The church's parish was created out of that of Saint Mary's in 1854. Portions were ceded to become parts of the parishes of St Peter in 1907, and St. Andrew in 1914.

From 1883, the vicar was the Rev. Thomas Smith Cave.

The noted composer Theodore Stephen Tearne Mus Bac, L. Mus, F.S.Sc. (born 1860) was an organist at the church from 1904 to 1908, immediately prior to his emigration to Australia.

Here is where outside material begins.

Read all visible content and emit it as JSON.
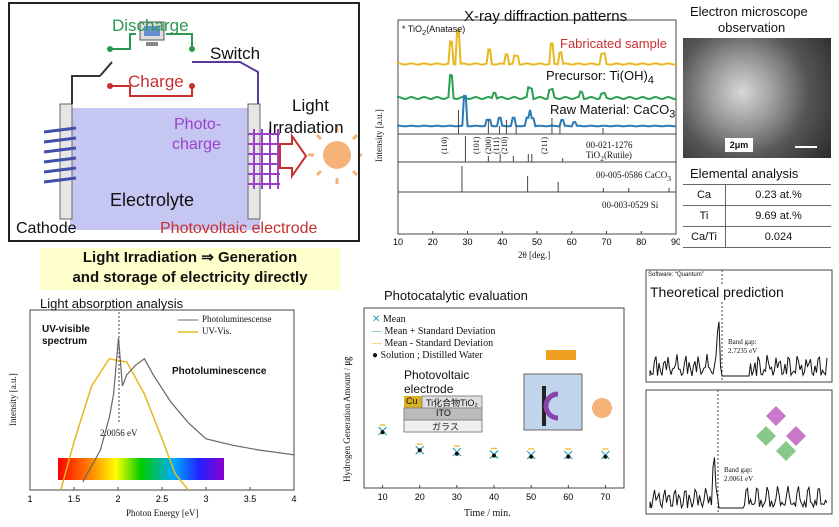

The famous tenor Leslie Webster Booth (born 1902) was a chorister at the church from 1909 to 1911, before he was accepted as a chorister at Lincoln Cathedral.

The church's early baptism, marriage, and burial registers, and various parish meeting minutes, are in the archives of the Library of Birmingham.

As of May 2014, the vicar is the Reverend Dr David Isiorho, a former social worker and a member of the editorial board of the journal Black Theology. Worship is conducted in the Liberal High Church tradition. The church sits on the corner of Saint James Road, to which it gives its name, and Crocketts Road, just off the A41 Holyhead Road, and is in the Anglican Diocese of Birmingham.